Implementation outline
----------------------

Modules are implemented as hashtables
whose keys are simple names and whose values are FQNs.
When dm-require is invoked, a new hashtable is created 
and it inherits all the names in the top-module.

During loading the required module,
 each s-expression read by emacs's "read" function
are translated before evaluation so that they contains appropriate FQNs.
For example, the following s-expression in a module m2

	(defun foo () (bar 'baz))

will be translated to the following before evaluation,

	(defun m2:foo () (m1:bar 'm2:baz))

if "bar" is a name defined at a super-module m1
and "foo" and "baz" are not defined at any super-modules.
The name "defun" is not changed because the name is
inherited from the top-module.

An ambiguous-reference error will be found and reported
during the name translation.

Just after the evaluation of all s-expressions in the required module,
all names in the required module (super-module)
are inherited to the requiring module (sub-module).


Limitations
-----------
Because current implementation is a prototyping system,
there are some limitations.

- Byte-code compilation is not supported.
- The variable load-path is not examined.
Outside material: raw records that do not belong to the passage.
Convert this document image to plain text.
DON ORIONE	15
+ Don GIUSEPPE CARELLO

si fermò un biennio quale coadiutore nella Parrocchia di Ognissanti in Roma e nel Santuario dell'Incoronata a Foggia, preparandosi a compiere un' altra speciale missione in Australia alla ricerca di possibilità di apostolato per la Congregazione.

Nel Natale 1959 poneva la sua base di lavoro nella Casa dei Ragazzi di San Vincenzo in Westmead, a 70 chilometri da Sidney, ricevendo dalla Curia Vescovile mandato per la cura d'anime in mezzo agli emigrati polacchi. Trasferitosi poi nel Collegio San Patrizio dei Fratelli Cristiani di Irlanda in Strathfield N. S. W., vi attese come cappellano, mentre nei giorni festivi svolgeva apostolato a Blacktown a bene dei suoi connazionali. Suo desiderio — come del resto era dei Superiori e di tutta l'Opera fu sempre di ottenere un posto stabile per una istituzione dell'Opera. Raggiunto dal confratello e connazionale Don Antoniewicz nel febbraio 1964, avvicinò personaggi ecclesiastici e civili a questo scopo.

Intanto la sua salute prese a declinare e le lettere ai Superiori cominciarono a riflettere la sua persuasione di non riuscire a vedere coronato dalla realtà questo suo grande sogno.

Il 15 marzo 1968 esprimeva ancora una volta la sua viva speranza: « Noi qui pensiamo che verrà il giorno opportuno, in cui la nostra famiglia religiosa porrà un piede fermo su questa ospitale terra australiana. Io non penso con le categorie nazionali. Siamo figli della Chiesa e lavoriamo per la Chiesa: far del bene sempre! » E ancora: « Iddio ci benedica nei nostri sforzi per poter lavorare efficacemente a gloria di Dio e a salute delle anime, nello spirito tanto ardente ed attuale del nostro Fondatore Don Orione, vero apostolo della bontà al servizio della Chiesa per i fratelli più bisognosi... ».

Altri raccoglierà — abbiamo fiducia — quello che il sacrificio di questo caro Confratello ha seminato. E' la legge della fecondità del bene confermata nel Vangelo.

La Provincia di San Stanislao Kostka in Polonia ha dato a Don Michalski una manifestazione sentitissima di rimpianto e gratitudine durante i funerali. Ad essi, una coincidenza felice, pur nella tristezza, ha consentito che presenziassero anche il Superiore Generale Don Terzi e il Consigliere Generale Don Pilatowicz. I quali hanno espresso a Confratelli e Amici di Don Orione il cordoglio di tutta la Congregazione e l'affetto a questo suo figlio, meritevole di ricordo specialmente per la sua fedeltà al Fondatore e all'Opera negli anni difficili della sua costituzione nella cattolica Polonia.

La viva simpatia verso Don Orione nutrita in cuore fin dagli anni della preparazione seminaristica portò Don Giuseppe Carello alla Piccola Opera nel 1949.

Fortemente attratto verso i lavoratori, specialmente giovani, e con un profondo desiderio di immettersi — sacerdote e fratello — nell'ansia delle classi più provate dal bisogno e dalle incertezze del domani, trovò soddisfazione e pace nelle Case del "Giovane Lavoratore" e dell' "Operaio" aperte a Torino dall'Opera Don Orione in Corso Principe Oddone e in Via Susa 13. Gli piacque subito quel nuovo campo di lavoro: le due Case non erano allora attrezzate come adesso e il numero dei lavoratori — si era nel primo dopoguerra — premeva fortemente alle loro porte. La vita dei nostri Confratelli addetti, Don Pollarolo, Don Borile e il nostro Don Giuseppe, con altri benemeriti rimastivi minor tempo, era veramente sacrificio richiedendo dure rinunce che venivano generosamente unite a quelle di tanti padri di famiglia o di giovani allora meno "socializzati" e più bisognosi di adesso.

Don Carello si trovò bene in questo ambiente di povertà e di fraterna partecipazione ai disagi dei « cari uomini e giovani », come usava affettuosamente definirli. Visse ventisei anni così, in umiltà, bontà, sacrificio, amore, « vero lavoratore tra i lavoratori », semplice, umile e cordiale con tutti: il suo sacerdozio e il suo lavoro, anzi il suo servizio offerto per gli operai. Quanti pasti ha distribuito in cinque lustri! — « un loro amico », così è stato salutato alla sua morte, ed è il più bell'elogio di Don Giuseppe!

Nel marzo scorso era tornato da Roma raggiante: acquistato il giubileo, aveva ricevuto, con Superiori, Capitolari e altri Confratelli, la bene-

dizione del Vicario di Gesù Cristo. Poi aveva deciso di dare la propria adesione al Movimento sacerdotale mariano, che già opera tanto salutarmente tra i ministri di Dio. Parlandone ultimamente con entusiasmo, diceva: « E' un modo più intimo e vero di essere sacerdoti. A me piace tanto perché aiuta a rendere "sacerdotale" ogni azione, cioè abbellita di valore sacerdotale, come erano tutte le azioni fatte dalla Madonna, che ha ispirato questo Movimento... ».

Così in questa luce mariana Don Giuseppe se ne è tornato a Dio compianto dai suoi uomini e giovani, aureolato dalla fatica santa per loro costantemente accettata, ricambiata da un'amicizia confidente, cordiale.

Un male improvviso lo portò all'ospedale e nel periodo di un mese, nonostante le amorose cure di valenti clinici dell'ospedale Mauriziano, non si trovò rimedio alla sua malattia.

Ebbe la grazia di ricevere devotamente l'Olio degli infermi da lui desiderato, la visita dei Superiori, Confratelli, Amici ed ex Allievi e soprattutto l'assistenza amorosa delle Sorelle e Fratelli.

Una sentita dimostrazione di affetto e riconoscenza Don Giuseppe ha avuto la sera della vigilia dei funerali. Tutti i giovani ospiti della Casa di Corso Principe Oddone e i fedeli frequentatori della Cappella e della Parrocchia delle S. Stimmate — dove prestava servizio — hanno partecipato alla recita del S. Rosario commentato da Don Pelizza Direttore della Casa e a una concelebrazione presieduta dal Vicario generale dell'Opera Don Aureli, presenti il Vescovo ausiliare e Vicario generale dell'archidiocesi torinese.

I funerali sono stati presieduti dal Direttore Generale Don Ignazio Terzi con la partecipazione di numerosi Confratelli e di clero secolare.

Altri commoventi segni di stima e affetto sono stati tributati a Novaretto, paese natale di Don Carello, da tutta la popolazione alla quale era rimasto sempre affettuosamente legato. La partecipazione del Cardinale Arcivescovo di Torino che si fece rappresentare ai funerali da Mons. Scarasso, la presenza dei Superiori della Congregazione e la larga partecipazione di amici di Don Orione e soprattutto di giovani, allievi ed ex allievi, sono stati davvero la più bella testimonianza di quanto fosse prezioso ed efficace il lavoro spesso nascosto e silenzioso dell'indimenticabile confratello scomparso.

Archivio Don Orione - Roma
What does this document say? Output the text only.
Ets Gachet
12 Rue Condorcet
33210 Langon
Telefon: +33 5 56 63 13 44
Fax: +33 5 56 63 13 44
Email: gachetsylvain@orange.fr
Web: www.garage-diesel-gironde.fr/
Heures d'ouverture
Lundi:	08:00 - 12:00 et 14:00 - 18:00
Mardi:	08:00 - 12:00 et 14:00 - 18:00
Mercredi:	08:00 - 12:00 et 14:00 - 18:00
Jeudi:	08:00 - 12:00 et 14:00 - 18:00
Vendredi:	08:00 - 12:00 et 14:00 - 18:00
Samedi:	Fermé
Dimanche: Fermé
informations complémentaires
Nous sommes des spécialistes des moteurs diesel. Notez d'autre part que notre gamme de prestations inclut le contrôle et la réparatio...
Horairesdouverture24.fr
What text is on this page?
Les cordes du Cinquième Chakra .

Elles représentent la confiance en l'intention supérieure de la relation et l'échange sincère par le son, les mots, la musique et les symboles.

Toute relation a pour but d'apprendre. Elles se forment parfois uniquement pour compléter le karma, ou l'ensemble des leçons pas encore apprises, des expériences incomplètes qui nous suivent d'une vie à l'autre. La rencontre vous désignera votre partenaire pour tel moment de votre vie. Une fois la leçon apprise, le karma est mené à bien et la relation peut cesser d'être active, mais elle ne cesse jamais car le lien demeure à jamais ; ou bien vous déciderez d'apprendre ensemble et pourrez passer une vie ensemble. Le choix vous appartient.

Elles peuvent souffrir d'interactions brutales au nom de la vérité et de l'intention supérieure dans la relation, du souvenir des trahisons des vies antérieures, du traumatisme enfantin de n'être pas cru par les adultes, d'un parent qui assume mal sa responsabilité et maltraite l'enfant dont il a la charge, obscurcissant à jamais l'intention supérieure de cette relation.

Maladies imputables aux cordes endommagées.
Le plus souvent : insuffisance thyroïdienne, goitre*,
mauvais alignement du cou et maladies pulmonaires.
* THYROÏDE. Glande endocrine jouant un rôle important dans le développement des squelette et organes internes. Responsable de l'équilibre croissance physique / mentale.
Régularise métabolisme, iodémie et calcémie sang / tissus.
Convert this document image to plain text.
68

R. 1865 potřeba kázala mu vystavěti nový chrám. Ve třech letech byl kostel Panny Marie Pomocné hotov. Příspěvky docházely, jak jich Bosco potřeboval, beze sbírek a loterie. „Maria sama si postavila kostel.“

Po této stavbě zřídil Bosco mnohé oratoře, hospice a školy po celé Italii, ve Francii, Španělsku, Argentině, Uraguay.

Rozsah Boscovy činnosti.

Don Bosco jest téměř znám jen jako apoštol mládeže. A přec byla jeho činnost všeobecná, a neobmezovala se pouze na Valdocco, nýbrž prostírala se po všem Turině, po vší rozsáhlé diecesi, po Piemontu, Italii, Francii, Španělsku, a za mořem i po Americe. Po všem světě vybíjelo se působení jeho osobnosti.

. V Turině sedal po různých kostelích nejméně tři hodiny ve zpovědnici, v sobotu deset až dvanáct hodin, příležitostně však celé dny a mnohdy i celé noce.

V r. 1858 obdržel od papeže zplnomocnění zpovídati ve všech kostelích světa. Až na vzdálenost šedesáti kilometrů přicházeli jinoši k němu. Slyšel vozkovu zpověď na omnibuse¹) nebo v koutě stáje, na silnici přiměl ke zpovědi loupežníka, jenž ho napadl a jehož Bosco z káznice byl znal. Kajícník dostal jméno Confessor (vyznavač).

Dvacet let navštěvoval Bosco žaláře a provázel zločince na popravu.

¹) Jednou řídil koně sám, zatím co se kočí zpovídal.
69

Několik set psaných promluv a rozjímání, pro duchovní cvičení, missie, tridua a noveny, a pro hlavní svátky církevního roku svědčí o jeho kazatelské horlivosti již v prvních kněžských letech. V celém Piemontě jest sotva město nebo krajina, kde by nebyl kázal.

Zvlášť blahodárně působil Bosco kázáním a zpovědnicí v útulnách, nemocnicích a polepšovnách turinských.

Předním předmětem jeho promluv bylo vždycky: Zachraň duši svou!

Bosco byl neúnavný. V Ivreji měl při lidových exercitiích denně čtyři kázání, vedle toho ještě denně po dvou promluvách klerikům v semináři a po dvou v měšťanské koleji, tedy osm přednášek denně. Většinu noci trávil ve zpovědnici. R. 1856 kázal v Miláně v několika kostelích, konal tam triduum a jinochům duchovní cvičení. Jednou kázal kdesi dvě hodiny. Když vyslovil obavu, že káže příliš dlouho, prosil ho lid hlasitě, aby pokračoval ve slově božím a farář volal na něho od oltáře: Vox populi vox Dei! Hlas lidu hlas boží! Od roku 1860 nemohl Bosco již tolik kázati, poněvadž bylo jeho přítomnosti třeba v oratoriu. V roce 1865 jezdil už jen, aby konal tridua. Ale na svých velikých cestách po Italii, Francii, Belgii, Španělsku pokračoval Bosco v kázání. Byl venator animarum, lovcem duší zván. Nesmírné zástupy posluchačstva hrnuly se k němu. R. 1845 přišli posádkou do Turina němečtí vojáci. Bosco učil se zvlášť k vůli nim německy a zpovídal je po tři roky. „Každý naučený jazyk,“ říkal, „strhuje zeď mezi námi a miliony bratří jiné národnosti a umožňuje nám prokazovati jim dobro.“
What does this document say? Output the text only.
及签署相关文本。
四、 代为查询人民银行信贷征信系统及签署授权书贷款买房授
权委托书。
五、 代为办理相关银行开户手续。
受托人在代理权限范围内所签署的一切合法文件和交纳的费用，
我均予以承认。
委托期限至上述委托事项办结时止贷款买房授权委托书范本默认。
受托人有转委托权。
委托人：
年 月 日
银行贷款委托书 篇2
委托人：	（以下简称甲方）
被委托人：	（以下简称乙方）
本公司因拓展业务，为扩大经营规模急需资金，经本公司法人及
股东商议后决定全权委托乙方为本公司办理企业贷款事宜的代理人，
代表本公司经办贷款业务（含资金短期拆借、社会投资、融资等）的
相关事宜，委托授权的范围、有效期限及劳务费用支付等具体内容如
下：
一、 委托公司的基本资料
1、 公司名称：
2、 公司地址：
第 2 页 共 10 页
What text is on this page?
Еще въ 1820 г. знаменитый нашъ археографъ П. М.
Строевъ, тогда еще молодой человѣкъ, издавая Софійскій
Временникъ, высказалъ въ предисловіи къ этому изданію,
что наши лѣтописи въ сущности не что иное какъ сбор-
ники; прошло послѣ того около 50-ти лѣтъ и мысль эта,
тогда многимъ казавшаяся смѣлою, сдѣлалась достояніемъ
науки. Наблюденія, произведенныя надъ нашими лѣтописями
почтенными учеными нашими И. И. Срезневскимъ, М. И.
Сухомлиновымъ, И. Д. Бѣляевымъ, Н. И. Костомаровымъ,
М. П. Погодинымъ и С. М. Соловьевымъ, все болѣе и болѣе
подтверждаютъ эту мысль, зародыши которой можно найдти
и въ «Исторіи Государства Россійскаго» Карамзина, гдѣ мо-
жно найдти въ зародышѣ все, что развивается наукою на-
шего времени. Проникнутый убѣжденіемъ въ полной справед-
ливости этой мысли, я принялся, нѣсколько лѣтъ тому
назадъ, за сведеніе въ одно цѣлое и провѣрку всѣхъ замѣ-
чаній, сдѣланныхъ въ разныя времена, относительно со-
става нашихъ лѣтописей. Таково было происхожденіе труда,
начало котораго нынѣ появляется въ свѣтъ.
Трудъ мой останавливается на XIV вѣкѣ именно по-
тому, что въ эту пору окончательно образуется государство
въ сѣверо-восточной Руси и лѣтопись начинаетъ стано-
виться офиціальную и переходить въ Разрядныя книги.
Only the modules 
 under the current directory can be loaded.
- The dm-elisp program should not use "require", "load-file" or something 
 like that.
- Module inheritance is slow.
 (This may be improved by special treatment of top-module.)


Future work
-----------
- Better support for information hiding is necessary.
- This module mechanism should be implemented
by means of modification of source-code of emacs.